Moderniser l’administration pour renforcer l’influence
Au-delà de la diplomatie, le séminaire met en lumière un enjeu souvent sous-estimé dans les relations internationales. L’administration publique constitue aujourd’hui l’un des premiers vecteurs de puissance.
Un État capable de produire des politiques efficaces, de former ses agents et de mettre en œuvre ses réformes inspire davantage confiance à ses partenaires internationaux. À l’inverse, les faiblesses administratives se traduisent rapidement par une perte de crédibilité.
La référence constante à la vision du président Brice Clotaire Oligui Nguema illustre cette volonté de placer le renforcement des capacités au cœur de la transformation institutionnelle. Dans cette logique, la formation continue n’est plus considérée comme une simple obligation professionnelle mais comme un investissement stratégique.

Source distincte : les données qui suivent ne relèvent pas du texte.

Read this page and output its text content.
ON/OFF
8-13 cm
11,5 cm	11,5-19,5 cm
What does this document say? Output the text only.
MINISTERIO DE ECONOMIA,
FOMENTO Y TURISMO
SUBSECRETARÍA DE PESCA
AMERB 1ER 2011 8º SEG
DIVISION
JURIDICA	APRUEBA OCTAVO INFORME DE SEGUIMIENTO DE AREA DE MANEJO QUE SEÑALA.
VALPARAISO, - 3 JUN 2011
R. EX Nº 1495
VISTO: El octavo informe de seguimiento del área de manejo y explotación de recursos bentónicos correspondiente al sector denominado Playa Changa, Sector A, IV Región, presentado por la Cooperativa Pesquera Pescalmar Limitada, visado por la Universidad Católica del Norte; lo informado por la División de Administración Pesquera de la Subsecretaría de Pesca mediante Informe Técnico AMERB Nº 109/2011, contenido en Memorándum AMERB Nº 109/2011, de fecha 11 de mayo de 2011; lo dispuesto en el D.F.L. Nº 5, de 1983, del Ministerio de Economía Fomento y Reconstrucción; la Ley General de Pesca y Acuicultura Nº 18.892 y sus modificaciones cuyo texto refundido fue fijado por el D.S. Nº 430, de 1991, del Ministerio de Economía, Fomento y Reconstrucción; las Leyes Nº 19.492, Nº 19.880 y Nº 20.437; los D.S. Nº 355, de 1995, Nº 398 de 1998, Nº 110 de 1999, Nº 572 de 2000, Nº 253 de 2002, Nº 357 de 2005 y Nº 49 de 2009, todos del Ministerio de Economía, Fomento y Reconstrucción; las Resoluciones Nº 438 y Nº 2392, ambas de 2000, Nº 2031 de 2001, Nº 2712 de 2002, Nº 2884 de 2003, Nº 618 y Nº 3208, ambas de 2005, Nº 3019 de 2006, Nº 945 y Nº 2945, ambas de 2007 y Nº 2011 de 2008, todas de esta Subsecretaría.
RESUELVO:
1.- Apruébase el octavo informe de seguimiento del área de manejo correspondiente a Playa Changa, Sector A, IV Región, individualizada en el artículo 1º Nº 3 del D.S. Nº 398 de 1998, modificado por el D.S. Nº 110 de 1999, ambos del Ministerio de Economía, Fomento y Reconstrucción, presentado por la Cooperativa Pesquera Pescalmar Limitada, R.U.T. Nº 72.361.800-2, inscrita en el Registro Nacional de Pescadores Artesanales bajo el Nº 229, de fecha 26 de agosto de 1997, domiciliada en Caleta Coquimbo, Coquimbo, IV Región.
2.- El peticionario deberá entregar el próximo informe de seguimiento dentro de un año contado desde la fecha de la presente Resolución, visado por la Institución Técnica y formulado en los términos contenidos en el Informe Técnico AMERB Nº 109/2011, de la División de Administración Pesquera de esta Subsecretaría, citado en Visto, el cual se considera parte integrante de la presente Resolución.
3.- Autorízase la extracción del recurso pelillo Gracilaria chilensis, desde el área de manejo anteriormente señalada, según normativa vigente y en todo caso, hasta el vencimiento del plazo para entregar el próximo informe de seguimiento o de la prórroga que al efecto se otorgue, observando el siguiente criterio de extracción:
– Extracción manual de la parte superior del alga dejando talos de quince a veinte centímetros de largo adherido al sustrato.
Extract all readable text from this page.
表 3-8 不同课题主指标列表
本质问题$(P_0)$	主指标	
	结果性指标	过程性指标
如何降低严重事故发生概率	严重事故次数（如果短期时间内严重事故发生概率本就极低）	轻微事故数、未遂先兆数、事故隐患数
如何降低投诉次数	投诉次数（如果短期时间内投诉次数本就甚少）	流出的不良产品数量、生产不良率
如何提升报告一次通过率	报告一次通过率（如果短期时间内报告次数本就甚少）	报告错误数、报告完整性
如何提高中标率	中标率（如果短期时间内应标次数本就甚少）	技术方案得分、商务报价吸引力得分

Le recours à l’expertise de l’École Nationale d’Administration confirme cette orientation. Les grandes administrations du monde ont toujours reposé sur des écoles capables de former des cadres maîtrisant à la fois les réalités nationales et les dynamiques internationales. Le Gabon semble vouloir inscrire sa réforme dans cette tradition.
Une nouvelle culture de l’État
Au-delà des discours et des séminaires, l’enjeu véritable réside dans la création d’une culture administrative fondée sur la transversalité.
Pendant longtemps, les administrations africaines ont parfois souffert d’un cloisonnement institutionnel limitant la circulation de l’information et la coordination des politiques publiques. Or les défis contemporains exigent des réponses globales.
L’attractivité économique du Gabon, sa place dans les organisations internationales, la valorisation de sa diaspora, la défense de ses intérêts stratégiques ou encore sa participation aux grands débats mondiaux supposent une action collective mobilisant l’ensemble de l’appareil d’État.
Le séminaire organisé à Libreville apparaît ainsi comme bien davantage qu’un exercice académique. Il traduit la prise de conscience qu’une diplomatie moderne repose sur une administration performante, formée et capable de travailler en réseau.
Dans un contexte international marqué par la compétition des influences, la fragmentation géopolitique et l’émergence de nouvelles puissances, le Gabon semble faire le choix d’une stratégie fondée sur la cohérence. Une option moins visible que les grands projets d’infrastructure ou les réformes économiques, mais dont dépend souvent la réussite de toutes les autres. Car dans le monde actuel, la qualité de l’action extérieure commence d’abord par l’efficacité de l’État lui-même.